My wife’s great uncle, Mikhail Babushkin, was a Soviet aviator and test pilot. He was born in 1893 in the village of Bordino, which sits in the northwest region of Moscow Oblast. His father was the chief gamekeeper on the estate of the Count Sheremetyevo, on whose lands Moscow’s main airport sits today.
At the outbreak of the First World War in 1914 Mikhail was drafted into the Imperial Army. He then enrolled into the pilot training program in 1915 at the Gatchina Military Aviation School and remained there as an instructor until 1917, attaining the rank of ensign. During the Russian Civil War, he served with a partisan detachment of the Red Army. He became famous as a test pilot and a polar explorer during the 1920s and 1930s.

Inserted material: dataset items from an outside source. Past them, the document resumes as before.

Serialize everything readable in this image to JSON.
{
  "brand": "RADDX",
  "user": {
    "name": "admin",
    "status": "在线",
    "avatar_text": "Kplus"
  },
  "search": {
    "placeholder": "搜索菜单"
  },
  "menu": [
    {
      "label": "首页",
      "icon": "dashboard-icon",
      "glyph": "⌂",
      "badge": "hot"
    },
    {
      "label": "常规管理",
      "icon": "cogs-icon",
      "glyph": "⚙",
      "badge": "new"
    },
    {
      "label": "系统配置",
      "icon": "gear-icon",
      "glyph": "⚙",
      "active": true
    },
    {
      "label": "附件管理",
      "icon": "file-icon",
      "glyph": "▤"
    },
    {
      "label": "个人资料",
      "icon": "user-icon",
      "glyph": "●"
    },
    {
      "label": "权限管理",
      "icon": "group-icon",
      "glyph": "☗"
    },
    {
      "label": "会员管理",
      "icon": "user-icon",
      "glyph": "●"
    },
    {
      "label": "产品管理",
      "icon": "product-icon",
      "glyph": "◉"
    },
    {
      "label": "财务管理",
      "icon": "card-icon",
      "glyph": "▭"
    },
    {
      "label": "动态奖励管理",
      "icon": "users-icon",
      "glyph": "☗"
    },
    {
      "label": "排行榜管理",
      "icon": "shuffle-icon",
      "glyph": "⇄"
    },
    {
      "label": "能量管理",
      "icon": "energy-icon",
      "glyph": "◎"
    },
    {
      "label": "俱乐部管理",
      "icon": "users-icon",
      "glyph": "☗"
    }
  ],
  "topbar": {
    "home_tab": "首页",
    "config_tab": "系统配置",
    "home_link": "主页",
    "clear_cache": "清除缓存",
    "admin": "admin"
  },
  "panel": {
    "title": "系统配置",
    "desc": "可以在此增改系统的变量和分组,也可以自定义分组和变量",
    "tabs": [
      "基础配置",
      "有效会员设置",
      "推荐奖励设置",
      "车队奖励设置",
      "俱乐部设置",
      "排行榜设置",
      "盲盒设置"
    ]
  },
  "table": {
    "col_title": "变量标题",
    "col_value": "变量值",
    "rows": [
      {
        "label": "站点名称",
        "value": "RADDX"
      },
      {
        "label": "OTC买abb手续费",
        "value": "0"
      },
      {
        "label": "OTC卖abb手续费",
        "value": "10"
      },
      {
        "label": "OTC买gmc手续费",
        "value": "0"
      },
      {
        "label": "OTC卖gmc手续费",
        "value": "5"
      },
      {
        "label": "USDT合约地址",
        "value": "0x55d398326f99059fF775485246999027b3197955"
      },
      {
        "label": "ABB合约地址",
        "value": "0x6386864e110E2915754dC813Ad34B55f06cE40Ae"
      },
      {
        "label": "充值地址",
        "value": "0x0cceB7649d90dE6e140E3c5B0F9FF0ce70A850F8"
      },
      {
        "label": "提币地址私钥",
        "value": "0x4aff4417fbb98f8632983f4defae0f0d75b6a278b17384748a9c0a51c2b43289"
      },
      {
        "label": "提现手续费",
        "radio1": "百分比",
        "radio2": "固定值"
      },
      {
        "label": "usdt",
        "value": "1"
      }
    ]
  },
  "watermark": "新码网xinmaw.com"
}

In 1928 he participated in an effort to rescue an Italian polar exploration team, whose zeppelin had crashed on the North Pole. He also piloted floatplanes to the drifting Soviet Ice Station “North Pole-1.” Babsuhkin was eventually awarded the Order of Lenin, and was named a Hero of the Soviet Union—that nation’s highest honor—in 1937. Upon receiving this award, he was photographed standing with Joseph Stalin on the walls of the Kremlin. He died in a crash in 1938. A neighborhood in north Moscow is named for him, as is a Moscow Metro station.